In South Africa, the leading trigger for green building is doing the right thing. This is followed by lowering operating costs, which is becoming increasingly pressing in the local market with endlessly soaring electricity costs. The third highest trigger is ensuring a positive public image. Local social and environmental reasons for green building are topped by greater health and well-being, followed by conserving our natural resources. Interesting to note, South African firms have a much higher than average expectation of the long-term operating-cost savings from green building investments.
Wilkinson concedes that the move to green building isn’t always simple. A lack of political support and incentives was also widely reported as constraining green growth in SA.
Despite this, Wilkinson points out that South Africa is making big strides in green building.
The report notes that green building is rapidly taking hold in South Africa, with its share of firms that are highly dedicated to green building growing at a faster rate than in any other part of the world. It notes that, overall 16% of South African firms reported heavy levels of green in 2012, an eightfold increase in just three years.
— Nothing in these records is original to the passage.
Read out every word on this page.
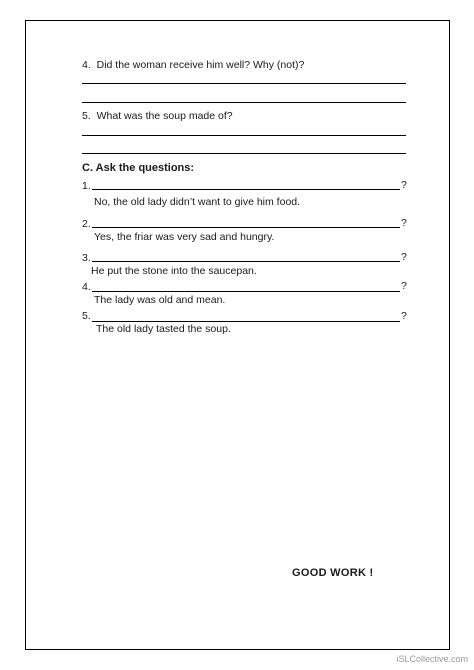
4. Did the woman receive him well? Why (not)?
5. What was the soup made of?
C. Ask the questions:
1.	?
No, the old lady didn’t want to give him food.
2.	?
Yes, the friar was very sad and hungry.
3.	?
He put the stone into the saucepan.
4.	?
The lady was old and mean.
5.	?
The old lady tasted the soup.
GOOD WORK !
iSLCollective.com
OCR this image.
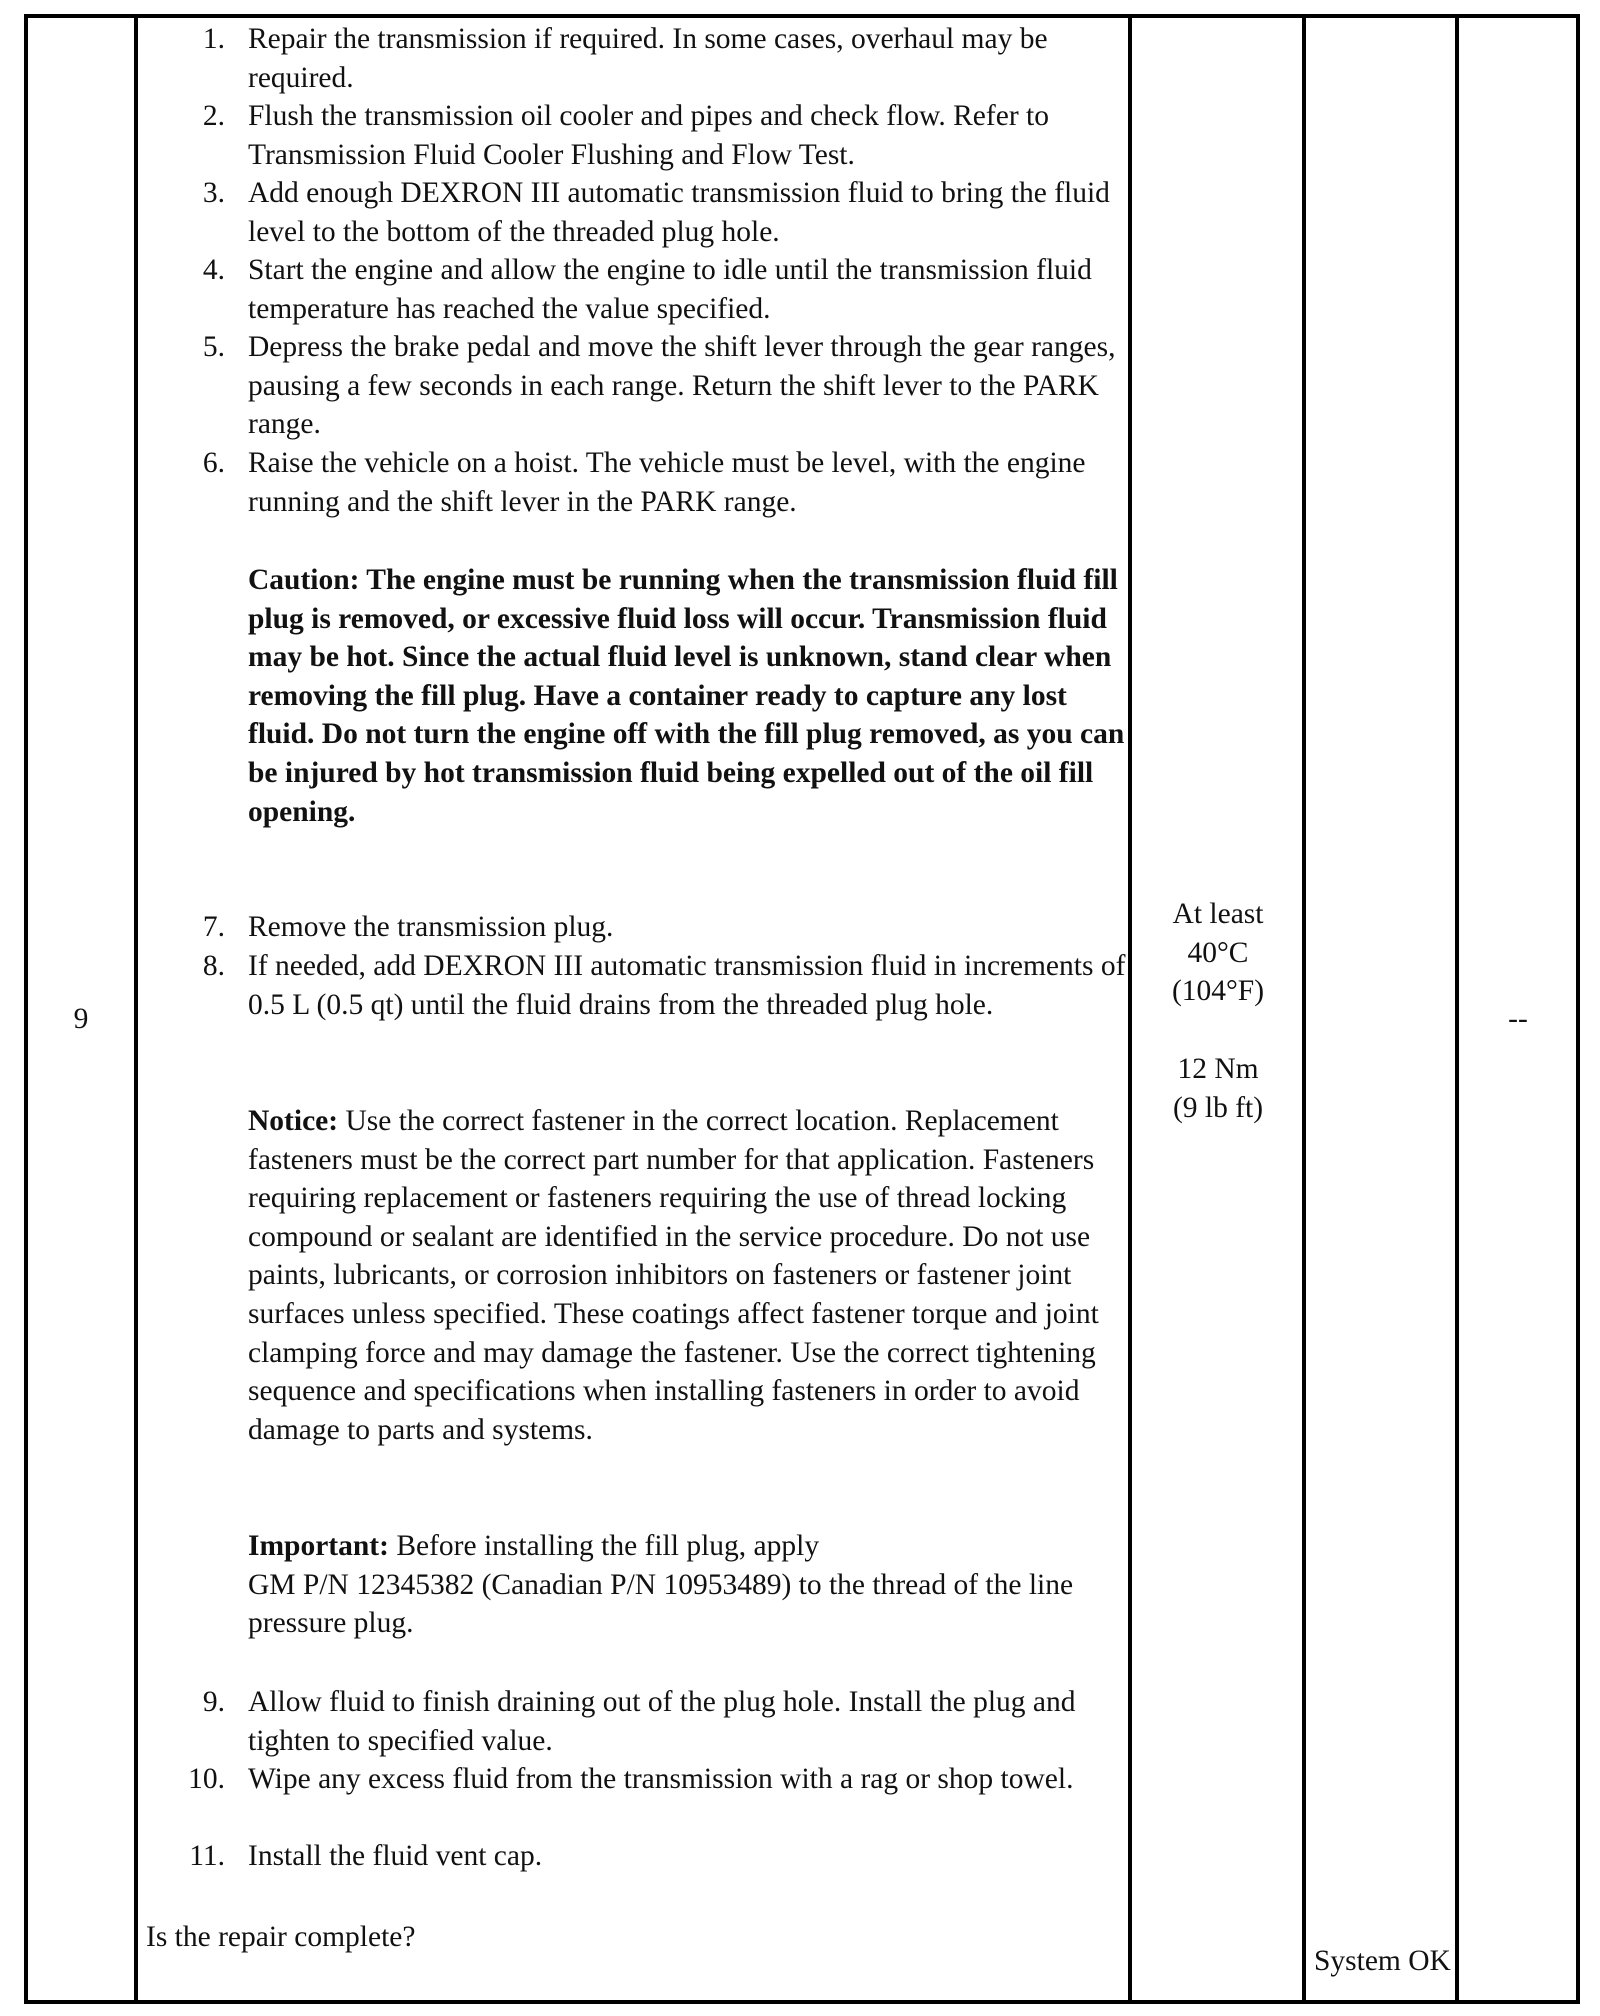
9
1. Repair the transmission if required. In some cases, overhaul may be required.
2. Flush the transmission oil cooler and pipes and check flow. Refer to Transmission Fluid Cooler Flushing and Flow Test.
3. Add enough DEXRON III automatic transmission fluid to bring the fluid level to the bottom of the threaded plug hole.
4. Start the engine and allow the engine to idle until the transmission fluid temperature has reached the value specified.
5. Depress the brake pedal and move the shift lever through the gear ranges, pausing a few seconds in each range. Return the shift lever to the PARK range.
6. Raise the vehicle on a hoist. The vehicle must be level, with the engine running and the shift lever in the PARK range.
Caution: The engine must be running when the transmission fluid fill plug is removed, or excessive fluid loss will occur. Transmission fluid may be hot. Since the actual fluid level is unknown, stand clear when removing the fill plug. Have a container ready to capture any lost fluid. Do not turn the engine off with the fill plug removed, as you can be injured by hot transmission fluid being expelled out of the oil fill opening.
7. Remove the transmission plug.
8. If needed, add DEXRON III automatic transmission fluid in increments of 0.5 L (0.5 qt) until the fluid drains from the threaded plug hole.
Notice: Use the correct fastener in the correct location. Replacement fasteners must be the correct part number for that application. Fasteners requiring replacement or fasteners requiring the use of thread locking compound or sealant are identified in the service procedure. Do not use paints, lubricants, or corrosion inhibitors on fasteners or fastener joint surfaces unless specified. These coatings affect fastener torque and joint clamping force and may damage the fastener. Use the correct tightening sequence and specifications when installing fasteners in order to avoid damage to parts and systems.
Important: Before installing the fill plug, apply
GM P/N 12345382 (Canadian P/N 10953489) to the thread of the line pressure plug.
9. Allow fluid to finish draining out of the plug hole. Install the plug and tighten to specified value.
10. Wipe any excess fluid from the transmission with a rag or shop towel.
11. Install the fluid vent cap.
Is the repair complete?
At least
40°C
(104°F)
12 Nm
(9 lb ft)
System OK
--
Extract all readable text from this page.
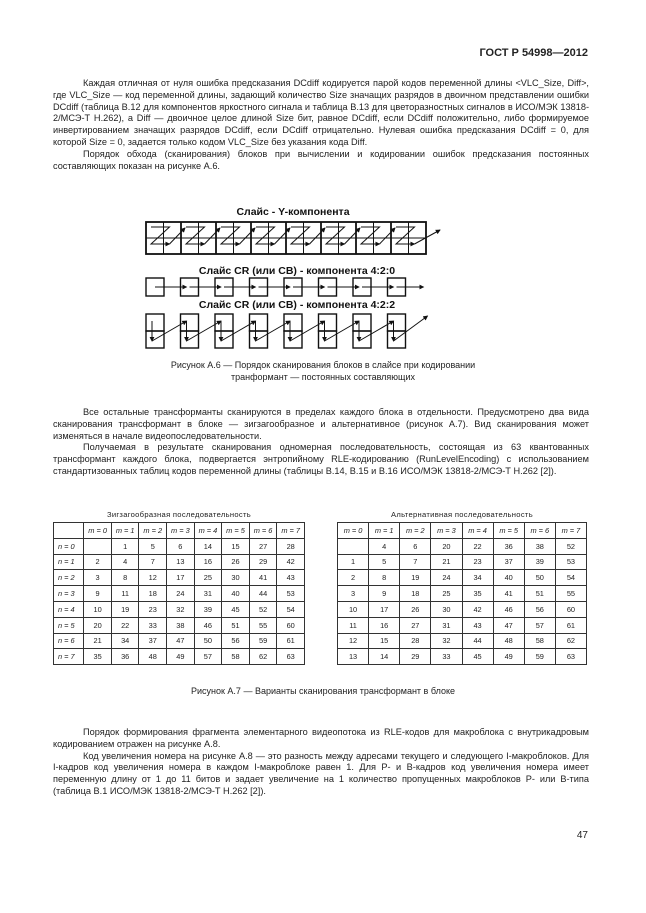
ГОСТ Р 54998—2012

Каждая отличная от нуля ошибка предсказания DCdiff кодируется парой кодов переменной длины <VLC_Size, Diff>, где VLC_Size — код переменной длины, задающий количество Size значащих разрядов в двоичном представлении ошибки DCdiff (таблица В.12 для компонентов яркостного сигнала и таблица В.13 для цветоразностных сигналов в ИСО/МЭК 13818-2/МСЭ-Т Н.262), а Diff — двоичное целое длиной Size бит, равное DCdiff, если DCdiff положительно, либо формируемое инвертированием значащих разрядов DCdiff, если DCdiff отрицательно. Нулевая ошибка предсказания DCdiff = 0, для которой Size = 0, задается только кодом VLC_Size без указания кода Diff.

Порядок обхода (сканирования) блоков при вычислении и кодировании ошибок предсказания постоянных составляющих показан на рисунке А.6.

Слайс - Y-компонента
Слайс CR (или CB) - компонента 4:2:0
Слайс CR (или CB) - компонента 4:2:2
Рисунок А.6 — Порядок сканирования блоков в слайсе при кодировании
транформант — постоянных составляющих

Все остальные трансформанты сканируются в пределах каждого блока в отдельности. Предусмотрено два вида сканирования трансформант в блоке — зигзагообразное и альтернативное (рисунок А.7). Вид сканирования может изменяться в начале видеопоследовательности.

Получаемая в результате сканирования одномерная последовательность, состоящая из 63 квантованных трансформант каждого блока, подвергается энтропийному RLE-кодированию (RunLevelEncoding) с использованием стандартизованных таблиц кодов переменной длины (таблицы В.14, В.15 и В.16 ИСО/МЭК 13818-2/МСЭ-Т Н.262 [2]).

Зигзагообразная последовательность
	m = 0	m = 1	m = 2	m = 3	m = 4	m = 5	m = 6	m = 7
n = 0		1	5	6	14	15	27	28
n = 1	2	4	7	13	16	26	29	42
n = 2	3	8	12	17	25	30	41	43
n = 3	9	11	18	24	31	40	44	53
n = 4	10	19	23	32	39	45	52	54
n = 5	20	22	33	38	46	51	55	60
n = 6	21	34	37	47	50	56	59	61
n = 7	35	36	48	49	57	58	62	63
Альтернативная последовательность
m = 0	m = 1	m = 2	m = 3	m = 4	m = 5	m = 6	m = 7
	4	6	20	22	36	38	52
1	5	7	21	23	37	39	53
2	8	19	24	34	40	50	54
3	9	18	25	35	41	51	55
10	17	26	30	42	46	56	60
11	16	27	31	43	47	57	61
12	15	28	32	44	48	58	62
13	14	29	33	45	49	59	63
Рисунок А.7 — Варианты сканирования трансформант в блоке

Порядок формирования фрагмента элементарного видеопотока из RLE-кодов для макроблока с внутрикадровым кодированием отражен на рисунке А.8.

Код увеличения номера на рисунке А.8 — это разность между адресами текущего и следующего I-макроблоков. Для I-кадров код увеличения номера в каждом I-макроблоке равен 1. Для P- и B-кадров код увеличения номера имеет переменную длину от 1 до 11 битов и задает увеличение на 1 количество пропущенных макроблоков P- или B-типа (таблица В.1 ИСО/МЭК 13818-2/МСЭ-Т Н.262 [2]).

47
Moreover, this was expected to triple by 2015, and this is anticipated to be concentrated in commercial buildings, both new and existing.
“As almost all SA REITs own portfolios made up exclusively of commercial property assets, they are set to have an important role to play in the future of green leadership in South Africa,” concludes Wilkinson.
Last month, Mark Stevens, SA REIT Association Marketing Committee Chairman observed that Real Estate Investment Trusts had the potential to achieve high returns and low risks in an investment.